Два дня назад, ровно на рассвете двадцать девятого числа, русские и болгарские армии внезапно, без объявления войны и каких-либо переговоров, а также без единого выстрела перешли румынскую границу на всем ее протяжении и двинулись вглубь территории обреченного государства. Одновременно русский Черноморский фронт блокировал Констанцу, которой в ближайшем будущем было суждено оказаться переименованной в Кюстенджи, и высадил в ее порту морской десант. Это были еще не знаменитые головорезы из корпуса морской пехоты князя-консорта (ибо из пушек по воробьям не стреляют), а просто десантные роты с броненосцев и крейсеров, но и такая демонстрация возможностей привела всех сторонних наблюдателей в трепет. А этих наблюдателей в Констанце оказалось немало, особенно на иностранных торговых судах, застрявших в главном румынском порту после того, как Черное море оказалось наглухо закрыто из-за предстоящих боевых действий.

При этом союзники по Балканскому Альянсу: русская императрица Ольга и ее брат, болгарский царь Михаил – издали совместный манифест, объявив в нем, что пошли войной не на честный и работящий румынский народ (наглая лесть), и даже не на румынского короля, который во всей этой истории ни сном, ни духом, а на наглое, жадное и подлое румынское боярство (истинная правда), составляющее политический класс нынешней Румынии. У большинства румын после радикальных перемен жизнь не ухудшится, а даже улучшится, а те, что грешили, пусть приготовятся ответить за свои дела и дела своих предков, наворотивших такого, за что им не может быть прощения.

Тут надо заметить, что румынское государство изначально создавалось в виде эдакой боярской республики, к которой в качестве украшающей надстройки прилепили германскую королевскую династию Гогенцоллернов-Зигмариненов, ибо румынские бояре напрочь отказывались воспринимать в качестве верховного главы кого-то из своей среды. Ставка на боярство как на классово близкий элемент делалась в первый период русского владычества – с 1829 по 1834 годы. Бояре были правящим классом в полуавтономных от Турции Дунайских княжествах с 1835 по 1848 годы, когда, подавляя народные восстания, в княжества снова вошли русские войска (в основном для того, чтобы то же самое не сделали турки). Во второй период русского владычества местная румынская аристократия снова была лелеема и любима, и эти же люди возглавили строительство независимой Румынии после того, как русские проиграли свою Восточную (Крымскую) войну и отступили прочь.

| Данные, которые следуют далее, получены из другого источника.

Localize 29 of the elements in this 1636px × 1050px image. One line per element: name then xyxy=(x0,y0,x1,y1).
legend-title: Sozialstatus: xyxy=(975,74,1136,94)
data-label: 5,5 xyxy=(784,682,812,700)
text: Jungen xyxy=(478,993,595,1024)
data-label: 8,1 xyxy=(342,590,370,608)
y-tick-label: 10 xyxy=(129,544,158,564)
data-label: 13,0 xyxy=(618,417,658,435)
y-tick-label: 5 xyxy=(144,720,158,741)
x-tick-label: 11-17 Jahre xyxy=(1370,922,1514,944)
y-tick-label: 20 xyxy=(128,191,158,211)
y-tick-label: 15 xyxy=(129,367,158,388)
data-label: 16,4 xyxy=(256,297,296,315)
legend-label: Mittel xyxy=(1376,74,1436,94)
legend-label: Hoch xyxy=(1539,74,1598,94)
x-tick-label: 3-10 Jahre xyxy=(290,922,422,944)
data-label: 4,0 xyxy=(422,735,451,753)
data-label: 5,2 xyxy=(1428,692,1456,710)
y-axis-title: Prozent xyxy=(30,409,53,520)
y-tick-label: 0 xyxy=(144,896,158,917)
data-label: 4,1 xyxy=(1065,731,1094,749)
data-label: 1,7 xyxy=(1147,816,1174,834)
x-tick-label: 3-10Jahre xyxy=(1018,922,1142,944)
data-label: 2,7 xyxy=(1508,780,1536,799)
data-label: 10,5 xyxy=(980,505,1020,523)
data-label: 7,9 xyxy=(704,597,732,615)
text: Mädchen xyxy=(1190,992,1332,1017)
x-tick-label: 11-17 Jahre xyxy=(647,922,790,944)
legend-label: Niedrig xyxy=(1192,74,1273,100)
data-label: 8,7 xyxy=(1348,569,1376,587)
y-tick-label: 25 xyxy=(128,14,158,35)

И вот этому боярскому раю настал быстрый и беспощадный конец. Пришельцы из будущего, хорошо осведомленные о том, что, даже сменив общественную формацию, румынское государство ничуть не изменит своей сути, настояли перед российской императрицей на самом радикальном способе решения этой проблемы – и теперь русские и болгарские армии стремительно продвигались вперед, чтобы сломать разделяющий их барьер. Времена танковых рейдов, когда темпы наступления в чистом прорыве могут составлять до ста километров сутки, еще не пришли, но даже без этого румынская армия, плохо вооруженная и не успевшая отмобилизоваться, почти не оказывала силам вторжения никакого сопротивления – не только потому, что не могла, а, скорее, оттого, что попросту не желала. Да и чего ради простые солдаты, да и младшие офицеры, будут подставлять свои головы под пули из-за боярских хотелок, когда даже сам король отстранился от дел?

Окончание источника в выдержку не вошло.